The reserve's surface area (terrestrial and marine) is 60,348 ha. The core area is 23,681.55 ha, surrounded by buffer zone(s) of 36,666.28 ha.

==Ecology==
Ría Lagartos extends throughout a large wetland area which is a good example of a community characteristic for a coastal tropical savanna climate. The area is considered a globally unique wetland due to its high biological productivity, which in turn is due to conditions of marine to hypersalinity in a karst environment. Given its geographic position, the peninsula keeps a floristic relation with the neighboring regions of Central America, the river basin of the Caribbean Sea and southeastern Mexico.

===Flora and fauna===
The wetlands is home to at least 2,477 species and 98 varieties of vascular plants. At least 554 vertebrate species can be seen in the reserve, amongst them 142 endemics. Some of the more common animal species include:

- American crocodile
- American flamingo
- American pygmy kingfisher
- American white pelican
- bare-throated tiger heron
- black ctenosaur
- black skimmer
- black vulture
- black-bellied plover
- black-bellied whistling-duck
- black-necked stilt
- brown basilisk
- brown pelican
- common black hawk
- double-crested cormorant
- golden-fronted woodpecker
- great blue heron
- great kiskadee
- great-tailed grackle
- green heron
- green sea turtle
- hawksbill sea turtle
- hooded oriole
- killdeer
- laughing falcon
- laughing gull
- little blue heron
- magnificent frigatebird
- mangrove swallow
- morelet's crocodile
- muscovy duck
- neotropic cormorant
- northern cardinal
- northern jacana
- northern mockingbird
- northern waterthrush
- olive-throated parakeet
- osprey
- peregrine falcon
- raccoon
- red-winged blackbird
- royal tern
- snowy egret
- tricolored heron
- tropical kingbird
- turquoise-browed motmot
- vermilion flycatcher
- wood stork
- Yucatan jay
- Yucatan woodpecker

==Human impact==
In the last years, the vegetation has been strongly affected by human activities, particularly by agriculture and livestock raising, practices that imply the destruction of vast surfaces of vegetation. Also, it has been affected by natural catastrophes like the hurricanes that regularly hit this region and the subsequent forest fires. The communities located in the biosphere reserve are San Felipe, Río Lagartos, Las Coloradas and El Cuyo. 6,916 permanent residents live in the buffer zone.
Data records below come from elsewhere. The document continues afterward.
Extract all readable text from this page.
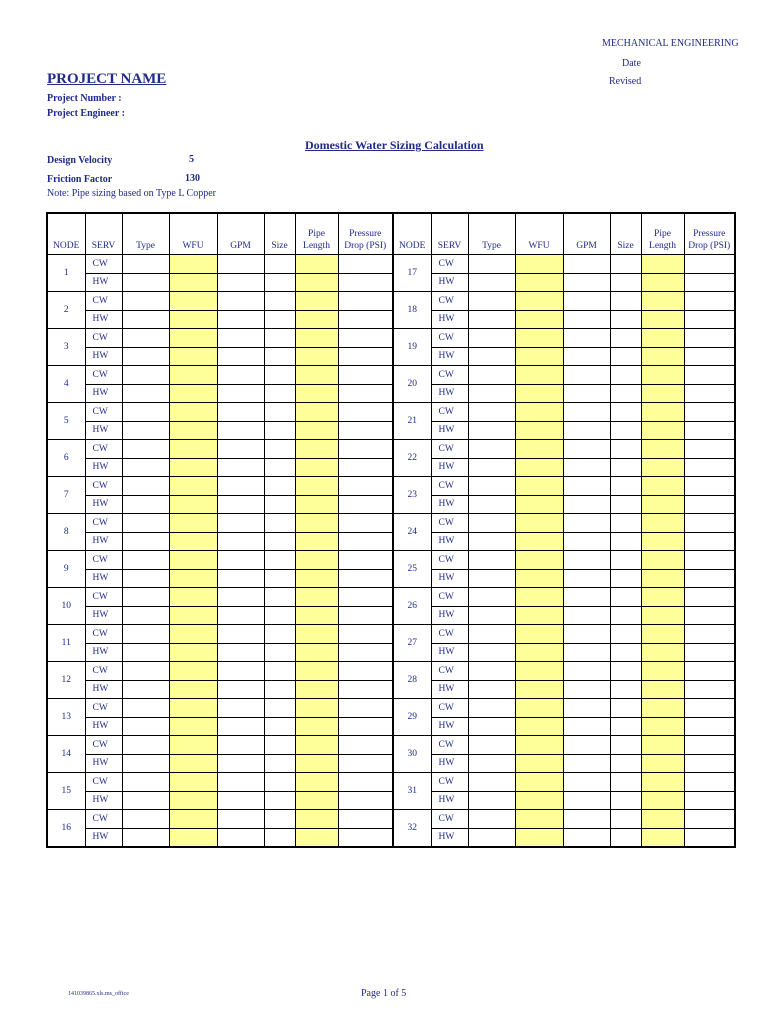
MECHANICAL ENGINEERING
Date
Revised
PROJECT NAME
Project Number :
Project Engineer :
Domestic Water Sizing Calculation
Design Velocity	5
Friction Factor	130
Note: Pipe sizing based on Type L Copper
NODE	SERV	Type	WFU	GPM	Size	Pipe Length	Pressure Drop (PSI)	NODE	SERV	Type	WFU	GPM	Size	Pipe Length	Pressure Drop (PSI)
1	CW							17	CW						
	HW								HW						
2	CW							18	CW						
	HW								HW						
3	CW							19	CW						
	HW								HW						
4	CW							20	CW						
	HW								HW						
5	CW							21	CW						
	HW								HW						
6	CW							22	CW						
	HW								HW						
7	CW							23	CW						
	HW								HW						
8	CW							24	CW						
	HW								HW						
9	CW							25	CW						
	HW								HW						
10	CW							26	CW						
	HW								HW						
11	CW							27	CW						
	HW								HW						
12	CW							28	CW						
	HW								HW						
13	CW							29	CW						
	HW								HW						
14	CW							30	CW						
	HW								HW						
15	CW							31	CW						
	HW								HW						
16	CW							32	CW						
	HW								HW						
141039865.xls.ms_office	Page 1 of 5
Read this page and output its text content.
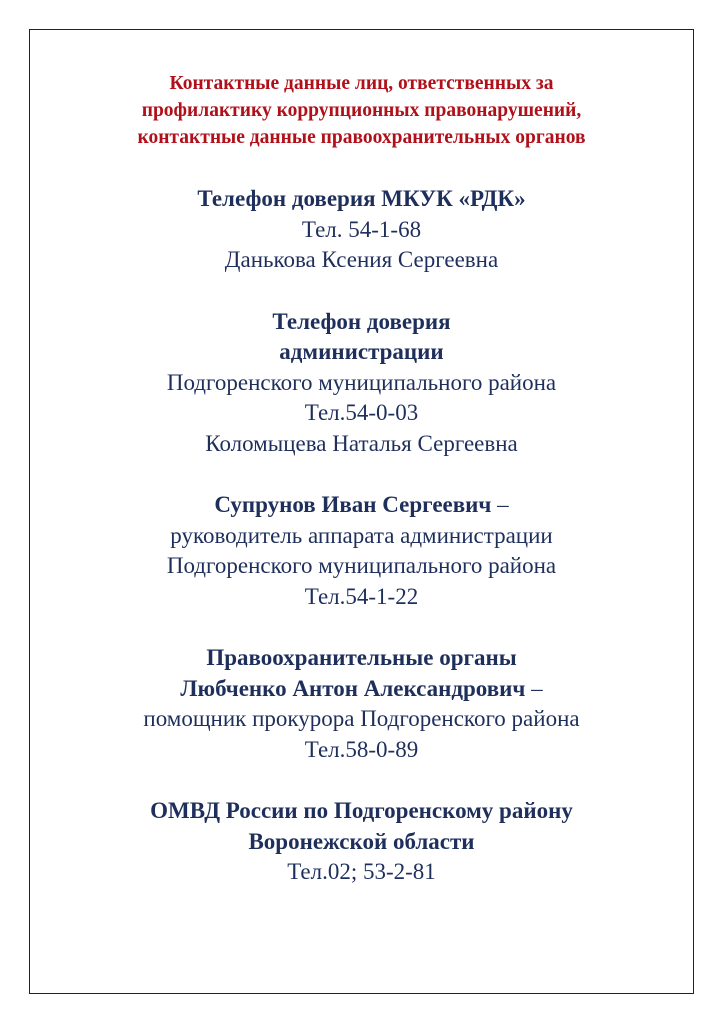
Контактные данные лиц, ответственных за
профилактику коррупционных правонарушений,
контактные данные правоохранительных органов
Телефон доверия МКУК «РДК»
Тел. 54-1-68
Данькова Ксения Сергеевна
Телефон доверия
администрации
Подгоренского муниципального района
Тел.54-0-03
Коломыцева Наталья Сергеевна
Супрунов Иван Сергеевич –
руководитель аппарата администрации
Подгоренского муниципального района
Тел.54-1-22
Правоохранительные органы
Любченко Антон Александрович –
помощник прокурора Подгоренского района
Тел.58-0-89
ОМВД России по Подгоренскому району
Воронежской области
Тел.02; 53-2-81
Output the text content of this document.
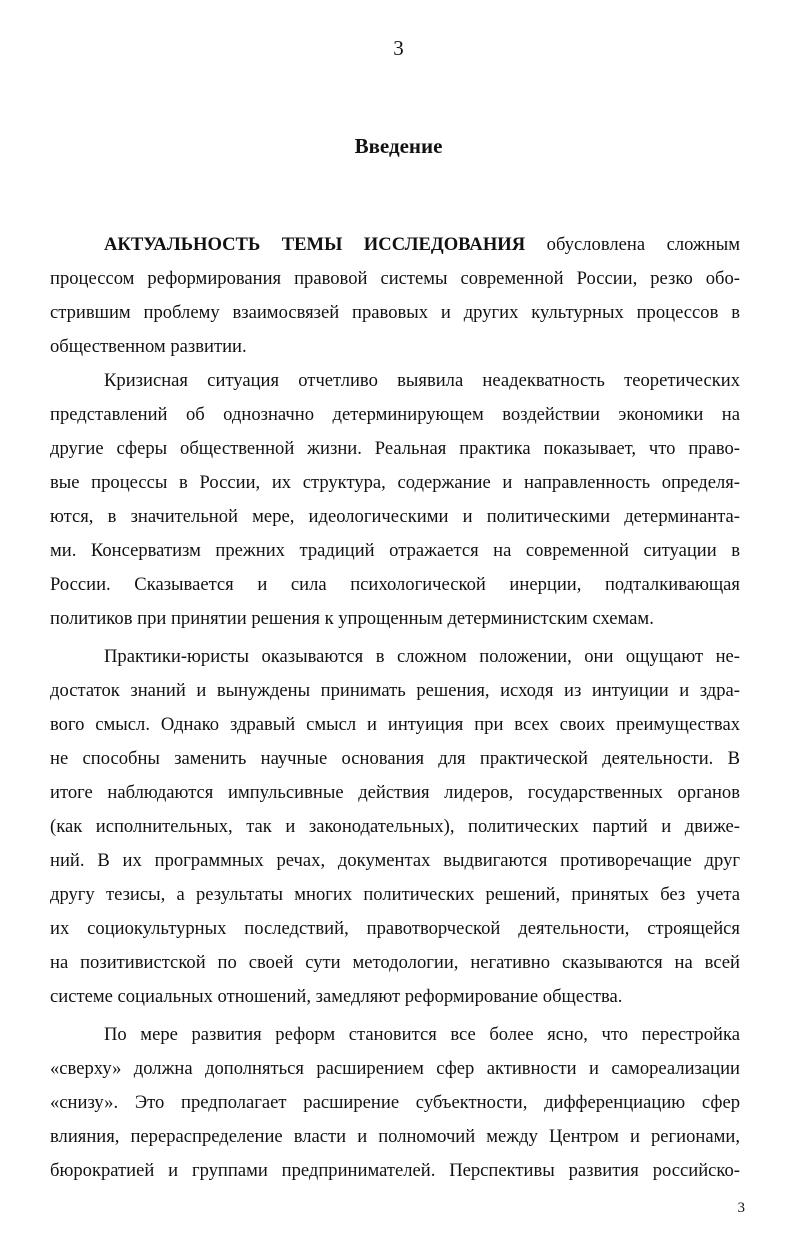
3
Введение
АКТУАЛЬНОСТЬ ТЕМЫ ИССЛЕДОВАНИЯ обусловлена сложным
процессом реформирования правовой системы современной России, резко обо-
стрившим проблему взаимосвязей правовых и других культурных процессов в
общественном развитии.
Кризисная ситуация отчетливо выявила неадекватность теоретических
представлений об однозначно детерминирующем воздействии экономики на
другие сферы общественной жизни. Реальная практика показывает, что право-
вые процессы в России, их структура, содержание и направленность определя-
ются, в значительной мере, идеологическими и политическими детерминанта-
ми. Консерватизм прежних традиций отражается на современной ситуации в
России. Сказывается и сила психологической инерции, подталкивающая
политиков при принятии решения к упрощенным детерминистским схемам.
Практики-юристы оказываются в сложном положении, они ощущают не-
достаток знаний и вынуждены принимать решения, исходя из интуиции и здра-
вого смысл. Однако здравый смысл и интуиция при всех своих преимуществах
не способны заменить научные основания для практической деятельности. В
итоге наблюдаются импульсивные действия лидеров, государственных органов
(как исполнительных, так и законодательных), политических партий и движе-
ний. В их программных речах, документах выдвигаются противоречащие друг
другу тезисы, а результаты многих политических решений, принятых без учета
их социокультурных последствий, правотворческой деятельности, строящейся
на позитивистской по своей сути методологии, негативно сказываются на всей
системе социальных отношений, замедляют реформирование общества.
По мере развития реформ становится все более ясно, что перестройка
«сверху» должна дополняться расширением сфер активности и самореализации
«снизу». Это предполагает расширение субъектности, дифференциацию сфер
влияния, перераспределение власти и полномочий между Центром и регионами,
бюрократией и группами предпринимателей. Перспективы развития российско-
3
The use of natural resources dates back to the pre-Hispanic period. The main productive activities today include fishing, agriculture, livestock rearing, salt extraction, tourism, aquaculture and urban development. The ecotourism activity is stimulated to promote the participation of local inhabitants in the conservation of the natural, archaeological, historical and cultural heritage of the biosphere reserve, providing appropriate economic and social benefits.

From a cultural point of view, the territory includes an important Mayan zone dating back to the period of 300 to 50 years BC. The territory belonged to the chieftainship of Ecab in the pre-Hispanic period. Eighteen of the 1,585 identified archaeological sites in Yucatán are located in this area. In addition, the reserve counts three of the eight concheros (banks of marine shells) that exist in the state.